Excerpt from this story from Carbon Takeback:

Here’s how:

The Challenge

  • The Paris Agreement sets out a global framework to avoid dangerous climate change by limiting global warming to well below 2°C above pre-industrial levels and pursuing efforts to limit warming to 1.5°C.
  • Global temperatures in 2020 have already passed 1.1°C and are increasing at over 0.2°C per decade, driven predominantly by CO 2 emissions, over 85% generated by fossil fuels and industry.
  • We have only a few decades to reduce global CO 2 emissions to net zero if we are to meet the more ambitious goal of the Paris Agreement.
  • We cannot ban developing countries from using fossil fuels in 40 years’ time, so we have to work out a way to halt global warming before the world has stopped using fossil fuels.
  • The only way to do this is to ensure that one tonne of CO 2 is safely and permanently stored, not just dumped into the atmosphere, for every tonne generated by continued use of fossil fuels.
  • Right now, this stored fraction is less than 0.1%, and increasing at least 100 times too slowly to limit warming to 2°C, let alone 1.5°C.

The Idea

  • In order to incentivise development and growth of long-term CO 2 storage, extractors and importers of fossil fuels are required to permanently store a percentage of the CO 2 generated by the products they sell.
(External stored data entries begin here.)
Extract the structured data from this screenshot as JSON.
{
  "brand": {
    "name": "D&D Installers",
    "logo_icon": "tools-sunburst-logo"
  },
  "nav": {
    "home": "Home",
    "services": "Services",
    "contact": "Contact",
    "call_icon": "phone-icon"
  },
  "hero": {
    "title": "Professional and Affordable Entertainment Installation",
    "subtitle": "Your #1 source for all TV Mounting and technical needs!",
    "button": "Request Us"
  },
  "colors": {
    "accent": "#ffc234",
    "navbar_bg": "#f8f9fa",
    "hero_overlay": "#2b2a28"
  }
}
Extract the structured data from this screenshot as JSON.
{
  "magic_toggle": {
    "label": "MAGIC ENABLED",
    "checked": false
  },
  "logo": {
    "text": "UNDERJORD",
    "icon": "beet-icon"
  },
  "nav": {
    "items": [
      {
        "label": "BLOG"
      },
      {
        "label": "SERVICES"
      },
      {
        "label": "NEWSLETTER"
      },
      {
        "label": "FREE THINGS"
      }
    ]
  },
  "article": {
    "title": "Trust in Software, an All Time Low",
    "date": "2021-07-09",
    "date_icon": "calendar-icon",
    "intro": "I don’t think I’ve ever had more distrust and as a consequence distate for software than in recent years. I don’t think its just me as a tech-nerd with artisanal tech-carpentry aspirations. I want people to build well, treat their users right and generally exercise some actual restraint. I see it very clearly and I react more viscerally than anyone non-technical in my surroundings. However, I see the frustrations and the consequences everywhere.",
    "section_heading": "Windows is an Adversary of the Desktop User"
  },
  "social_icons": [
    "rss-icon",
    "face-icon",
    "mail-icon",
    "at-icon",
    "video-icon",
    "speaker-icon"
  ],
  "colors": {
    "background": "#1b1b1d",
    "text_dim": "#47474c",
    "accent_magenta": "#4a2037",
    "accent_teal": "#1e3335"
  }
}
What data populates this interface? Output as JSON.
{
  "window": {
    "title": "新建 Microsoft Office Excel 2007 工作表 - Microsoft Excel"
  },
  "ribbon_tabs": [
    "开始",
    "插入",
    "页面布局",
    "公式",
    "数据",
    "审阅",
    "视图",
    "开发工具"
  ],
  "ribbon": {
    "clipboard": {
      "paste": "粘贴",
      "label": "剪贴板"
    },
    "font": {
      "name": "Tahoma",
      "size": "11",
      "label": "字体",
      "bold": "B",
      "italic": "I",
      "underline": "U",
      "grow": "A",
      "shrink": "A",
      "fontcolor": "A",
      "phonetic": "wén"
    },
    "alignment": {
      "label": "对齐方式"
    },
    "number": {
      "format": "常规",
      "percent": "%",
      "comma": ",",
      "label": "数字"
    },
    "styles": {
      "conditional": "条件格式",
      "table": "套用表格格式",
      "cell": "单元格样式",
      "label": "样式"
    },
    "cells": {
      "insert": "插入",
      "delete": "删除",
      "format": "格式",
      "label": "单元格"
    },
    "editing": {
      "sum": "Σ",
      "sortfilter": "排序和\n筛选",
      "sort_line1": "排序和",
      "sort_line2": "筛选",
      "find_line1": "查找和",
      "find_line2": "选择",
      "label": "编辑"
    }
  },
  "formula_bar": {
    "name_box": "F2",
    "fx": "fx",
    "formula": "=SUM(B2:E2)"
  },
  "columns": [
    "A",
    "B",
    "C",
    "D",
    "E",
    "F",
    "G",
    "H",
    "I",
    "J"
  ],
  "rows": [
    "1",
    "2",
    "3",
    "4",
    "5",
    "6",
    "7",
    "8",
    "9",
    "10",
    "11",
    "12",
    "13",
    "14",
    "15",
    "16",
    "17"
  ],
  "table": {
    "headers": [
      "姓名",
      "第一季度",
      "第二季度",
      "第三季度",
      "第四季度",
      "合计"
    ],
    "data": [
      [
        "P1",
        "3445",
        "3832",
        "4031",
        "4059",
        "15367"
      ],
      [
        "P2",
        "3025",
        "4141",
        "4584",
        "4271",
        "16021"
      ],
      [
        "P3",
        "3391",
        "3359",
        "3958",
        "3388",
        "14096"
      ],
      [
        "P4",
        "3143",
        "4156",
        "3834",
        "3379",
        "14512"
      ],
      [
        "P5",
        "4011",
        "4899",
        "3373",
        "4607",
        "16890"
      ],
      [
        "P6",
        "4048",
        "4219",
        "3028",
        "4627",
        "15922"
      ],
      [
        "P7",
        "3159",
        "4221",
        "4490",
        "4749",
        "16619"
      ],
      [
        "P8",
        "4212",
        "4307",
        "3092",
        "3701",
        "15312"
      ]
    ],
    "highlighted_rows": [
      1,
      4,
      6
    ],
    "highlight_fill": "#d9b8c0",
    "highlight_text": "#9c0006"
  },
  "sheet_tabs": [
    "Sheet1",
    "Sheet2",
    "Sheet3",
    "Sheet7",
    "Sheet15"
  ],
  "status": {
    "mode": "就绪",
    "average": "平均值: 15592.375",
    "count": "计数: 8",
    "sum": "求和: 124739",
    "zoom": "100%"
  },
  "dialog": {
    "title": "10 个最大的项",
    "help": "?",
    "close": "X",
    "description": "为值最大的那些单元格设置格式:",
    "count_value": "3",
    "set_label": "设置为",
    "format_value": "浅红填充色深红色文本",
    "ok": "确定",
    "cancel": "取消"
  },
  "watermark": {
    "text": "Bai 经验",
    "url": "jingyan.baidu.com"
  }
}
This is called a Carbon Takeback Obligation (CTBO).
  • Over time, as levels of cumulative emissions monotonically increase, the CTBO will increase. Based on current projections, the CTBO could start at ~1% in 2023 before increasing to 10% in 2030 and reaching 100% (which means net zero emissions) by 2050.
  • Companies need not be obliged to store CO 2 themselves. We envisage the growth of a marketplace, based around tradable certificates of storage, significantly reducing costs.
  • Stored CO 2 could initially come from factories, refineries and cement plants. Once these have all been tapped, getting to 100% storage would mean recapturing CO 2 from the atmosphere.

Carbon Takeback places the responsibility for safe storage of CO2 onto companies that extract or import fossil fuels.